La settimana scorsa abbiamo cercato di capire perché la sinistra perde. Questa settimana ci concentriamo sui populismi. Si potrebbe ridurre tutto ad una questione di marketing, ed in effetti non avremmo neanche torto. La sinistra non sa vendere le proprie idee, questo è certo. Ma noi vorremmo non solo che la sinistra sapesse vendere le proprie idee, ma anche che poi mantenga la parola data a chi decide di accettare quelle idee e, soprattutto, che la sinistra proponga delle Idee. Perché il vero e fondamentale problema per cui la sinistra perde è che non ha idee. È inutile girarci intorno. Si fanno editoriali, paginate di giornali e di siti per cercare di spiegare e di giustificare questo o quel fenomeno. Tutto giusto. Ma parziale.

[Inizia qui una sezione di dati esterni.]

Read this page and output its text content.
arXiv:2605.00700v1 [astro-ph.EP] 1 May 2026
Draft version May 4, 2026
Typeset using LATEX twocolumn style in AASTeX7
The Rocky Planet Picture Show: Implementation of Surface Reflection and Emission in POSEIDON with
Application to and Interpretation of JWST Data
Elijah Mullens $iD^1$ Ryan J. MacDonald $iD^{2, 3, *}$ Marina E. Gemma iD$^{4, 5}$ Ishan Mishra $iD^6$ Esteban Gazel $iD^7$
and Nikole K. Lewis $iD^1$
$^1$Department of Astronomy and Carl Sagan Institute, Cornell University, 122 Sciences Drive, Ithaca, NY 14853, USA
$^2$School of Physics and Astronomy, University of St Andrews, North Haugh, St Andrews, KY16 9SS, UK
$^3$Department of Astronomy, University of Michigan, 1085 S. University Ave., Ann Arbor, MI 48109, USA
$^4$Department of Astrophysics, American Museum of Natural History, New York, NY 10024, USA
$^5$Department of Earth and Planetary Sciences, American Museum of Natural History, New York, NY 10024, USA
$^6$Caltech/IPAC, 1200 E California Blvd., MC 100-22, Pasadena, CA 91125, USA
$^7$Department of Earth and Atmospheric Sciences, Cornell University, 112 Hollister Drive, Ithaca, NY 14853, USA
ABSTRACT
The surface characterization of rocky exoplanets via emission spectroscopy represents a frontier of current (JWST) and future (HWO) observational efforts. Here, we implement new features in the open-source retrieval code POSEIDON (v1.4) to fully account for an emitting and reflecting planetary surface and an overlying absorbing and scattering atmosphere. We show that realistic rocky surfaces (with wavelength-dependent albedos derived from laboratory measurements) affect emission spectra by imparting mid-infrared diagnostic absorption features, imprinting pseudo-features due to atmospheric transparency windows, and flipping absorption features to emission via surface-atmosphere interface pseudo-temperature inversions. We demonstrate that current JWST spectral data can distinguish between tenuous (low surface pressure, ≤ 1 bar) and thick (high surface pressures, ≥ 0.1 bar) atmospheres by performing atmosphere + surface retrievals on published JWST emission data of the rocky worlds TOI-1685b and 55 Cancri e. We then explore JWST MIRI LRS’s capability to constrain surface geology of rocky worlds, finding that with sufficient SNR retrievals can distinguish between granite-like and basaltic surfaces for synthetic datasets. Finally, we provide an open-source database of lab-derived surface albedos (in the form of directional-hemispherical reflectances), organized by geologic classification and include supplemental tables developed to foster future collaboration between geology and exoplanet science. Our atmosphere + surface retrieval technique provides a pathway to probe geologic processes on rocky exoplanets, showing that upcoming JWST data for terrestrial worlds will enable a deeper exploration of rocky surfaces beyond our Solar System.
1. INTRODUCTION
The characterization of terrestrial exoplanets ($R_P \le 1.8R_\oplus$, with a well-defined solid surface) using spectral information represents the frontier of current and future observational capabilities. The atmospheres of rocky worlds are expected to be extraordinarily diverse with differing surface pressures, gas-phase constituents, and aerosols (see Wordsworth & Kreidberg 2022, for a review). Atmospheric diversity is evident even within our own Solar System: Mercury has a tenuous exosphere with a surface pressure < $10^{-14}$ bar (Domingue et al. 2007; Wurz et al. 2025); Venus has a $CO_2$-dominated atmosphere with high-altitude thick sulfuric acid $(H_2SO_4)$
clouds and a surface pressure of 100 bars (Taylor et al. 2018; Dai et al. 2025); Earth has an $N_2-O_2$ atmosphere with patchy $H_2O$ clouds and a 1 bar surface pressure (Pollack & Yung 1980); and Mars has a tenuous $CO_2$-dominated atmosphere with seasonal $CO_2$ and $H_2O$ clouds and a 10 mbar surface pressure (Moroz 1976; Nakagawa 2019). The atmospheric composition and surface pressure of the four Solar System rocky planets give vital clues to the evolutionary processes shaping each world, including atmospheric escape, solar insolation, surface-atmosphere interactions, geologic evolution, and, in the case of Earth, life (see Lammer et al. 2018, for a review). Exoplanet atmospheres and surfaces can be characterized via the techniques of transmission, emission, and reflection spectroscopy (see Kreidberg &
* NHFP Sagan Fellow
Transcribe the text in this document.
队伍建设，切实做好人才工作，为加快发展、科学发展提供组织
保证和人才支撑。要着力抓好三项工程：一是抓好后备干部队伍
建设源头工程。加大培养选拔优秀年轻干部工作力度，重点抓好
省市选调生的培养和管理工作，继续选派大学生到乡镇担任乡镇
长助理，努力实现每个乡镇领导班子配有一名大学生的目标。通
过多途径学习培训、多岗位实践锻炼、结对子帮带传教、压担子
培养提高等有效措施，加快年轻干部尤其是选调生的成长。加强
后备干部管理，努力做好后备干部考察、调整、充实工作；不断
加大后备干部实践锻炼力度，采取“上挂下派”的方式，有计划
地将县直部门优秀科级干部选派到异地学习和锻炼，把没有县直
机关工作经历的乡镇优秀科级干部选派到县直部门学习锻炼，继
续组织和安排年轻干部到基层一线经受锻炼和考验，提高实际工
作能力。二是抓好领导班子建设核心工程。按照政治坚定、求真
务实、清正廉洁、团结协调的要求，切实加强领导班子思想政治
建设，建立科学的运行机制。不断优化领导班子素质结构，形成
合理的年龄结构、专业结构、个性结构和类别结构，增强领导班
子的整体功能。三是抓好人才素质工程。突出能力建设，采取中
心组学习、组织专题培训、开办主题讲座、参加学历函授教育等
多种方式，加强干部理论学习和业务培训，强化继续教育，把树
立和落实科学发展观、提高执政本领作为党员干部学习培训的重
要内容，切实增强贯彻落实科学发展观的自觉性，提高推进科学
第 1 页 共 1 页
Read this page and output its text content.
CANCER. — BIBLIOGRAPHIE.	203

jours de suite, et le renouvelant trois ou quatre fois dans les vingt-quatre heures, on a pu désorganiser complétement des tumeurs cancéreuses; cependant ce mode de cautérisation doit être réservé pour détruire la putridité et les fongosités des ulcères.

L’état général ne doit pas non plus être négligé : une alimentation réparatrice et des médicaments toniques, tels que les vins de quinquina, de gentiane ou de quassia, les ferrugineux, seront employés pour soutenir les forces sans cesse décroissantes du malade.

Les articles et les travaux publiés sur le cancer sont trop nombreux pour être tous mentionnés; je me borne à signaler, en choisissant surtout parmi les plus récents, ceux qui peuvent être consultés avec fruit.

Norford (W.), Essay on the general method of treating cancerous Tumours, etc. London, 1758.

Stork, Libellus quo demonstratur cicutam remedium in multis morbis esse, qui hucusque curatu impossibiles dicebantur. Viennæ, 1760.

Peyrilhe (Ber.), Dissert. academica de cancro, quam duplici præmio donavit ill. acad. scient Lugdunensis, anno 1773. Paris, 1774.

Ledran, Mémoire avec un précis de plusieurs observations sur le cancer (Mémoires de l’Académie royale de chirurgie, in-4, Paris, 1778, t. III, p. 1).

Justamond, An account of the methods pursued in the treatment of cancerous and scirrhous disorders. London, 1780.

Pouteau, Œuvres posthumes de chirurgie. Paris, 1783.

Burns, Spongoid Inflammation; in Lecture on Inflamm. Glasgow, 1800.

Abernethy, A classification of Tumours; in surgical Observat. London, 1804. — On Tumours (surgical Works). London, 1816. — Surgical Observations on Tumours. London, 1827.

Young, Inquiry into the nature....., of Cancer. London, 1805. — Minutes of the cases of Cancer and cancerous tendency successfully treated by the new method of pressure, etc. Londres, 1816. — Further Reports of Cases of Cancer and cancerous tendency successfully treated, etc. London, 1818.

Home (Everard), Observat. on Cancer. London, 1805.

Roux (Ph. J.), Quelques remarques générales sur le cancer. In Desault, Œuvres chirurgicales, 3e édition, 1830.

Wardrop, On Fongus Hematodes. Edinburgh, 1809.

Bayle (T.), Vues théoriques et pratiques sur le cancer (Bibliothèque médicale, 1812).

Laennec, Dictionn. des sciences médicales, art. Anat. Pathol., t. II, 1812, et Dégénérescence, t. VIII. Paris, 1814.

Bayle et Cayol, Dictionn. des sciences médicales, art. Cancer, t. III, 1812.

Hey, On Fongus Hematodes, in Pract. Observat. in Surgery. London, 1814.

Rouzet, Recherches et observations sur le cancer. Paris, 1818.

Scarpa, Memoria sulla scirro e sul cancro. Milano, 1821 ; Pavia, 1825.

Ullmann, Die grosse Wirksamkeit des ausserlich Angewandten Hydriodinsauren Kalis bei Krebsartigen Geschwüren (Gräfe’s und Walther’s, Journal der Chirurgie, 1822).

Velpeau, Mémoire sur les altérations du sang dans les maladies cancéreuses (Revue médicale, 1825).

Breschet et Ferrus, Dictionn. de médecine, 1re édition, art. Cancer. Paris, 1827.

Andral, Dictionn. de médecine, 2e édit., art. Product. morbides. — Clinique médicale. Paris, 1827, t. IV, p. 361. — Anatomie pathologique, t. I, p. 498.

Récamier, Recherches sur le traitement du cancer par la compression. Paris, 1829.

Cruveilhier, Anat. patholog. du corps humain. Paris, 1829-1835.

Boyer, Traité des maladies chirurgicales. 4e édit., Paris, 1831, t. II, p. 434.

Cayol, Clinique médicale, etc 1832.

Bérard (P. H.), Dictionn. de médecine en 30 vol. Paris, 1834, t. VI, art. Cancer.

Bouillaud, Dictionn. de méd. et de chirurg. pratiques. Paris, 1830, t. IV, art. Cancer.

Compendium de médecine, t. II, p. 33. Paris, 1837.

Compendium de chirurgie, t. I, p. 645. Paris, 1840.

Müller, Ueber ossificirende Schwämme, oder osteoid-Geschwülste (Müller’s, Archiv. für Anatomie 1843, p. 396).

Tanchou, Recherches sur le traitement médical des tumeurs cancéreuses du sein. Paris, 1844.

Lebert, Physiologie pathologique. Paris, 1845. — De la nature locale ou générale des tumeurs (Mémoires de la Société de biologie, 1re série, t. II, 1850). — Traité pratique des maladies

Il problema vero e di fondo è che le idee della sinistra, quelle residue che ci sono rimaste, sono ormai un ferro vecchio e polveroso del tutto inutilizzabile. Non le vuole più nessuno.
Dove trovare nuove idee?
Questo giornale è nato 11 anni fa con una promessa ambiziosa che era contenuta nell’ultima lettera del suo titolo. Uguaglianza, Libertà e la T di trasformazione. So cosa potrebbe pensare il lettore. Fago è un fagiolino e ci ripropone la solita solfa di Fagioli.
Beh sì, il lettore ha indovinato. Trovate in questo numero una sua intervista inedita. Bellissima.
Sono l’editore di questo giornale da 2 anni e devo fare un autocritica: siamo stati non abbastanza coraggiosi. Dietro l’idea di voler fare un giornale per la sinistra siamo diventati un giornale tante troppe volte fermo a idee vecchie. Anche se Massimo Fagioli ha sempre continuato a scrivere per noi, coraggiosamente e pazientemente, ogni settimana.
La rivolta si può e si deve cercare di fare. Ma, come ci spiega Fagioli nell’intervista di Giulia Chianese, è una rivolta che richiede una realizzazione interna. Altrimenti diventa solo distruzione e psicosi. La rivolta non è più, in realtà, rifiuto ma è negazione.
L’abbiamo cercato di dire tante volte ma troppo timidamente. Lo voglio dire da editore. La rivendicazione del fatto di aver pubblicato per 11 anni ogni settimana gli articoli di Massimo Fagioli non ci giustifica affatto.
Le idee per rifondare la sinistra in maniera del tutto nuova, se si vuole, sono qui, in Italia, da svariate decine d’anni. Sono contenute nei libri dell’Asino d’oro e nel lavoro di 41 anni di Analisi Collettiva che ha curato e formato migliaia di persone. Li ha fatti diventare dei ribelli che non possono impazzire e non sanno deludere il prossimo. Sono una straordinaria risorsa che si è palesata in alcune recenti occasioni di incontro e si paleserà ancora più limpidamente a Torino alla fiera del libro il 21 maggio in occasione della presentazione della nuova edizione di Istinto di morte e conoscenza alla sala dei 500. Già. La sala più grande della fiera del libro di Torino. E sarà anche troppo piccola, ne sono certo.
Se la sinistra vuole smettere di perdere è inutile che cerchi soluzioni razionali o economiche o sociali o di marketing. Senz’altro sono tutte cose da affrontare. Ma prima è necessario che si capisca che se non si comprende qual è la realtà vera dell’essere umano non ci potrà essere nessuna rivolta e nessuna sinistra.
Allora cara Sinistra, lo vogliamo dare un mazzo di rose a Massimo Fagioli e iniziare a leggere qualche suo libro?